There’s also another reason to pick the Rams. Their pattern also suggests they might play a tough game. And the Cardinals rise from preseason afterthought to suddenly number two in the power rankings ahead of Green Bay, after just three middling opponents, might (or might not) ultimately wind up being justified; but right now it’s not.
3. New York Giants (+5) at Buffalo Bills.
In week 1 the Giants were fortunate with turnovers. But save for missed referee calls (acknowledged by the NFL – well, at least the two critical ones were), that literally changed the outcome of the game, as well as their own end game multiple strategy breakdowns, they did “beat” the Cowboys. Or they should have. And they similarly held a 10 point lead in the fourth quarter against the Falcons in week 2, also ultimately a Giants loss.
But luckily, despite Eli Manning’s strange pronouncement after the game that their goal had been to finish strong and that they did so, they so dominated the Redskins in week 3 that even though they actually finished weak, they still won the game.

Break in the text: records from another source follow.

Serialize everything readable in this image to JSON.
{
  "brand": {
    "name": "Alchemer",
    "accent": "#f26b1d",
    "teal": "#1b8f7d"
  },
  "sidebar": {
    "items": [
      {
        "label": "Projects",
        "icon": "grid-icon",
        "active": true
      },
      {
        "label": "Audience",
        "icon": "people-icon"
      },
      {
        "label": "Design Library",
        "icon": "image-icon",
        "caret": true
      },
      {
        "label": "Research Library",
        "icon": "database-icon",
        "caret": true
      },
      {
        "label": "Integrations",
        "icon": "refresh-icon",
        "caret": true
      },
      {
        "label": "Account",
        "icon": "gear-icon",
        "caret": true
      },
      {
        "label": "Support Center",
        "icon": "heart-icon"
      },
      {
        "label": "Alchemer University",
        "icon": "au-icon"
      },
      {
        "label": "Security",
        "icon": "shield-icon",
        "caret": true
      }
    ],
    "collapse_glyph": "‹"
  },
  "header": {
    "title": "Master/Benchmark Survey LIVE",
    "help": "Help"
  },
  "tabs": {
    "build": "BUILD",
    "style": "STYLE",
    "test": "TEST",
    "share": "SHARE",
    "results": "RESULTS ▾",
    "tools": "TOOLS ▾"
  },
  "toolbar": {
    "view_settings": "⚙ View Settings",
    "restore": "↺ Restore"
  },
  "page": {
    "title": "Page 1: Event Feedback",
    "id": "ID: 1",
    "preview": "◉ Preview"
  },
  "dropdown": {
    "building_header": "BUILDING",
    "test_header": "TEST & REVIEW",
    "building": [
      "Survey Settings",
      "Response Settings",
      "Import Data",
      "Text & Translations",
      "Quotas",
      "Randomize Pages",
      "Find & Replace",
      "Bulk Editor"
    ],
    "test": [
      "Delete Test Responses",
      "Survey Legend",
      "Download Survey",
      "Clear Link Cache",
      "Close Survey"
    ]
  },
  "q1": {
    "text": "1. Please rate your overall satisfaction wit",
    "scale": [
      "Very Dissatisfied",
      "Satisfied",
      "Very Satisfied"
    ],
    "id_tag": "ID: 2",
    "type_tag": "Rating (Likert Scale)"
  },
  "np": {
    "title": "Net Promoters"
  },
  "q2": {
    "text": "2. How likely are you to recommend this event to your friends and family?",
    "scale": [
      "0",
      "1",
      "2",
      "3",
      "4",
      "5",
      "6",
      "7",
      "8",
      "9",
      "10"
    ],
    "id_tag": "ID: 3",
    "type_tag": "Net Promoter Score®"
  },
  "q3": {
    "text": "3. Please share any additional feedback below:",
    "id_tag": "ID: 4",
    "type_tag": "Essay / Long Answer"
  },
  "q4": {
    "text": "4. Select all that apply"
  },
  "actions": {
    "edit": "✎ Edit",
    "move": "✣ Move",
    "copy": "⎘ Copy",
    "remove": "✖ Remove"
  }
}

It would be nice if the Giants got Victor Cruz back. (Or even had Jason Pierre-Paul.) But you know, fireworks, and recurring calf problems and all.
Pick: Giants, in an upset
4. Dallas Cowboys (+3) at New Orleans Saints
Save for possibly the 49ers game, the above picks were too easy (famous last words, right?). So here’s a slightly harder one:
The now nine straight losses in a row Brandon Weedens (that is, teams quarterbacked by Weeden have now lost their last 9), clash head on with the three straight losses of the Saints; who in turn, after missing his first game since high school (and back in the last century), get back quarterback Drew Brees,
With Weeden, and yet missing a few players on defense and the heart and soul of that team – Tony Romo – can the Cowboys possibly win?
I picked them to win the NFC. (Which, with Romo out with a broken collarbone, and Dez Bryant out for who knows how many months, and after blowing a 21-7 then 28-14 point lead to lose 39-28 at home to the Falcons last week, isn’t looking so hot incidentally). And to stick with the nautical and iceberg theme here, I might as well go down with the ship.

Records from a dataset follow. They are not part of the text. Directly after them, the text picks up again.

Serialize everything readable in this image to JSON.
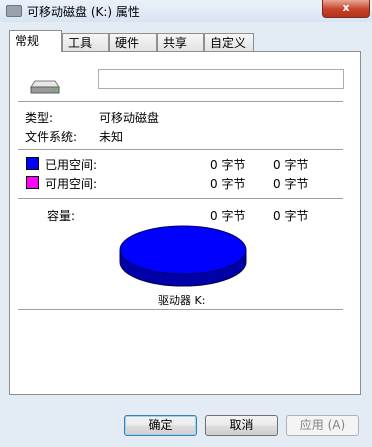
{
  "window": {
    "title": "可移动磁盘 (K:) 属性",
    "close_label": "x"
  },
  "tabs": [
    {
      "label": "常规"
    },
    {
      "label": "工具"
    },
    {
      "label": "硬件"
    },
    {
      "label": "共享"
    },
    {
      "label": "自定义"
    }
  ],
  "general": {
    "name_value": "",
    "type_label": "类型:",
    "type_value": "可移动磁盘",
    "fs_label": "文件系统:",
    "fs_value": "未知",
    "used_label": "已用空间:",
    "used_bytes": "0 字节",
    "used_size": "0 字节",
    "free_label": "可用空间:",
    "free_bytes": "0 字节",
    "free_size": "0 字节",
    "capacity_label": "容量:",
    "capacity_bytes": "0 字节",
    "capacity_size": "0 字节",
    "drive_label": "驱动器 K:"
  },
  "colors": {
    "used": "#0000ff",
    "free": "#ff00ff"
  },
  "buttons": {
    "ok": "确定",
    "cancel": "取消",
    "apply": "应用 (A)"
  }
}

The Saints hung with the Panthers last week and could have won the game; are a strong team at home; they get Drew Brees back (though Luke McCown played very strong at Carolina); and are desperate at 0-3.
Meanwhile, if the Cowboys are the team they say they are, and not the team that otherwise always seems to go 8-8 (and a loss here would put them at a nice 2-2, not 1-3, courtesy, again, of both referee calls and the Giants how not to finish a football game strategy camp), they have to be geared up for this game. And it should be a good one.

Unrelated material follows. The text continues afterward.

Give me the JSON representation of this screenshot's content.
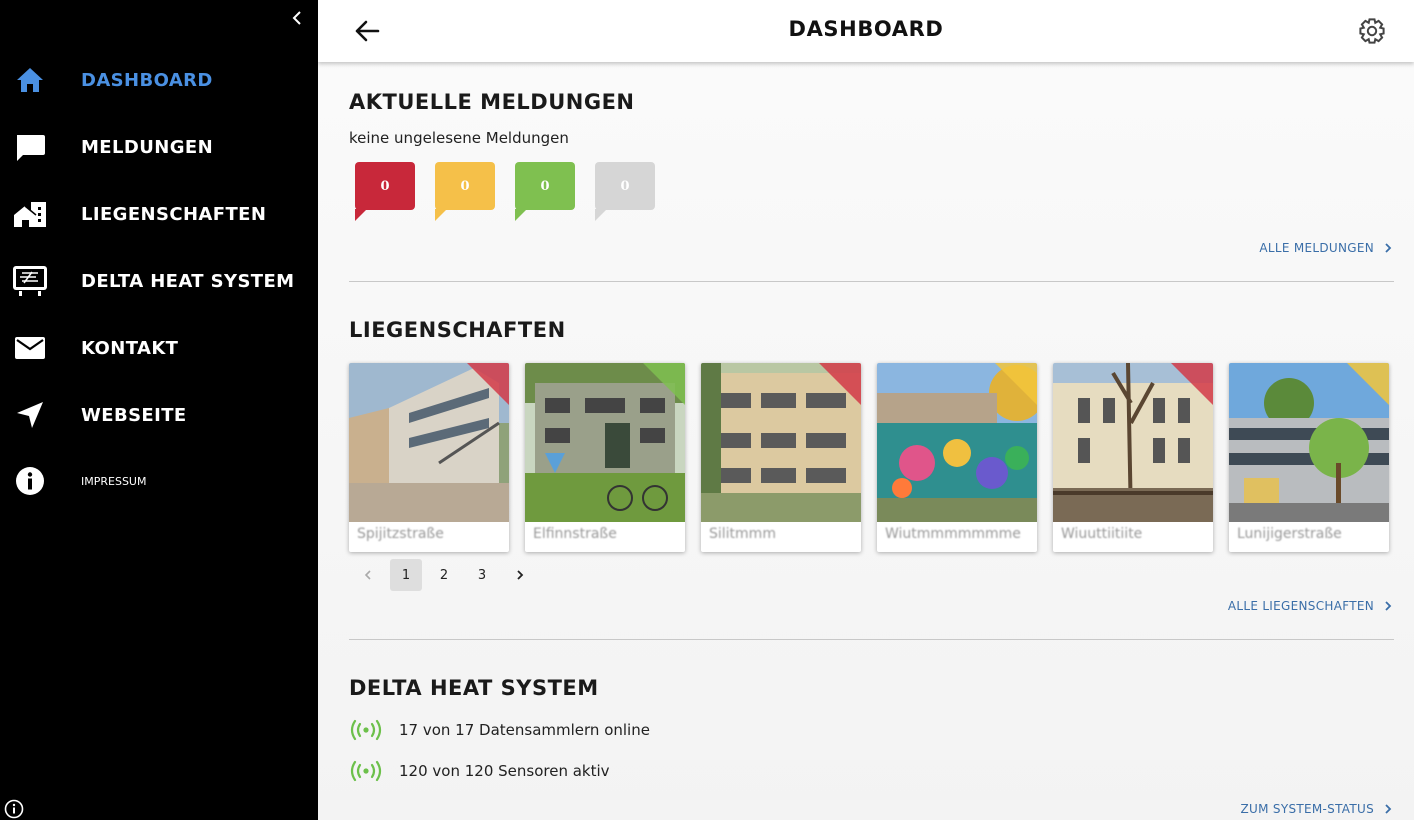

I picked them to be closer to the team they say they are, and not the one they usually seem to be. And they did outplay the Giants, and dominate the Eagles. So one game isn’t enough to jump ship (though with Weeden as the engine, it is time to start thinking about it).
One final note, though hopefully a mere coincidence. I picked the Chiefs last Monday Night. (0-3 so far ATS on Monday Night Games, 12-5 on Sundays).
I did it because they were a little under the radar, because of Andy Reid’s long standing solid record as a head coach (and who at this point might just be sort of doing the same old same old, since it’s hard to see how he could let his team play so flat in such a key game after an embarassing and critical home loss the week before).
And, relevant here, I did it because I believed they were who they said they were. (Notice though, so far at least, I left the Bengals Chiefs game off this list. And that should be an easy pick as well.)